British trade magazine

Risk is an English financial industry trade magazine that specializes in financial risk management, regulation, and asset management. Since its establishment in 1987 by Peter Field, it has undergone ownership changes, transitioning from the Risk Waters Group to Incisive Media and now to Infopro Digital. The magazine's editorial team includes Kris Devasabai as editor-in-chief. Additionally, Risk organizes industry events and has a sister publication, Asia Risk. The magazine shifted to a digital-only format in June 2022 and is accessible through its website and app.

== Risk.net ==
Risk.net is a news and analysis website covering the financial industry, with a particular focus on regulation, derivatives, risk management, asset management, and commodities. Risk.net publishes widely reported stories and analytical articles.

Risk.net's financial coverage includes operational risk, accounting, Fundamental Review of the Trading Book, structured products, valuation adjustments, financial transactions risk, clearing, interest rate risk, energy, oil, gas, power, Markets in Financial Instruments Directive, liquidity risk and Solvency II.

== Risk journals ==

Risk journals deliver peer-reviewed research covering financial risk topics such as credit risk, operational risk, investment strategies, and more. Each quarter, Risk Journals publish technical papers.
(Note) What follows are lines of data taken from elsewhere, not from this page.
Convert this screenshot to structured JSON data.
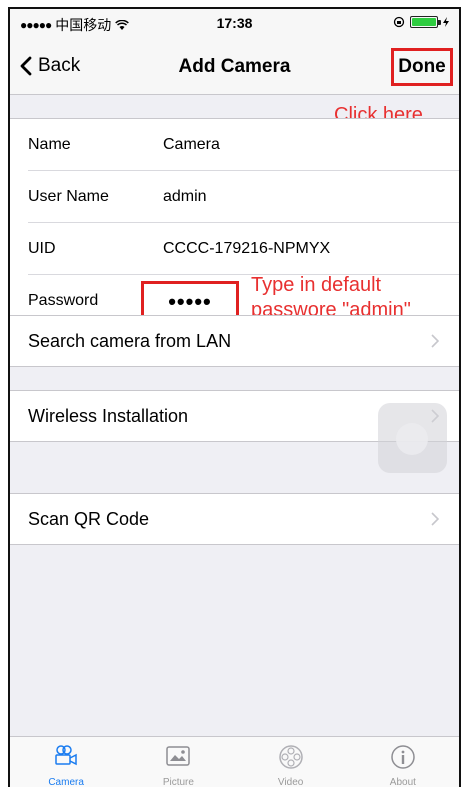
{
  "status_bar": {
    "carrier": "中国移动",
    "time": "17:38"
  },
  "nav": {
    "back_label": "Back",
    "title": "Add Camera",
    "done_label": "Done"
  },
  "annotations": {
    "click_here": "Click here",
    "type_default_line1": "Type in default",
    "type_default_line2": "passwore \"admin\""
  },
  "form": {
    "name_label": "Name",
    "name_value": "Camera",
    "username_label": "User Name",
    "username_value": "admin",
    "uid_label": "UID",
    "uid_value": "CCCC-179216-NPMYX",
    "password_label": "Password",
    "password_value": "•••••"
  },
  "menu": {
    "search_lan": "Search camera from LAN",
    "wireless": "Wireless Installation",
    "scan_qr": "Scan QR Code"
  },
  "tabs": [
    {
      "label": "Camera",
      "icon": "camera-icon",
      "active": true
    },
    {
      "label": "Picture",
      "icon": "picture-icon",
      "active": false
    },
    {
      "label": "Video",
      "icon": "video-icon",
      "active": false
    },
    {
      "label": "About",
      "icon": "info-icon",
      "active": false
    }
  ],
  "colors": {
    "accent": "#1a7cf0",
    "annotation": "#e02020",
    "background": "#efeff4"
  }
}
Titles of the journals include: Journal of Risk, Journal of Credit Risk, Journal of Operational Risk, Journal of Financial Market Infrastructures, Journal of Computational Finance, Journal of Risk Model Validation, Journal of Energy Markets, Journal of Network Theory in Finance and Journal of Investment Strategies.

== Risk Books ==

Risk Books has been publishing and distributing specialist with books covering a wide range of technical subjects related to financial risk management for more than 20 year with over 180 different titles currently in print and digital formats.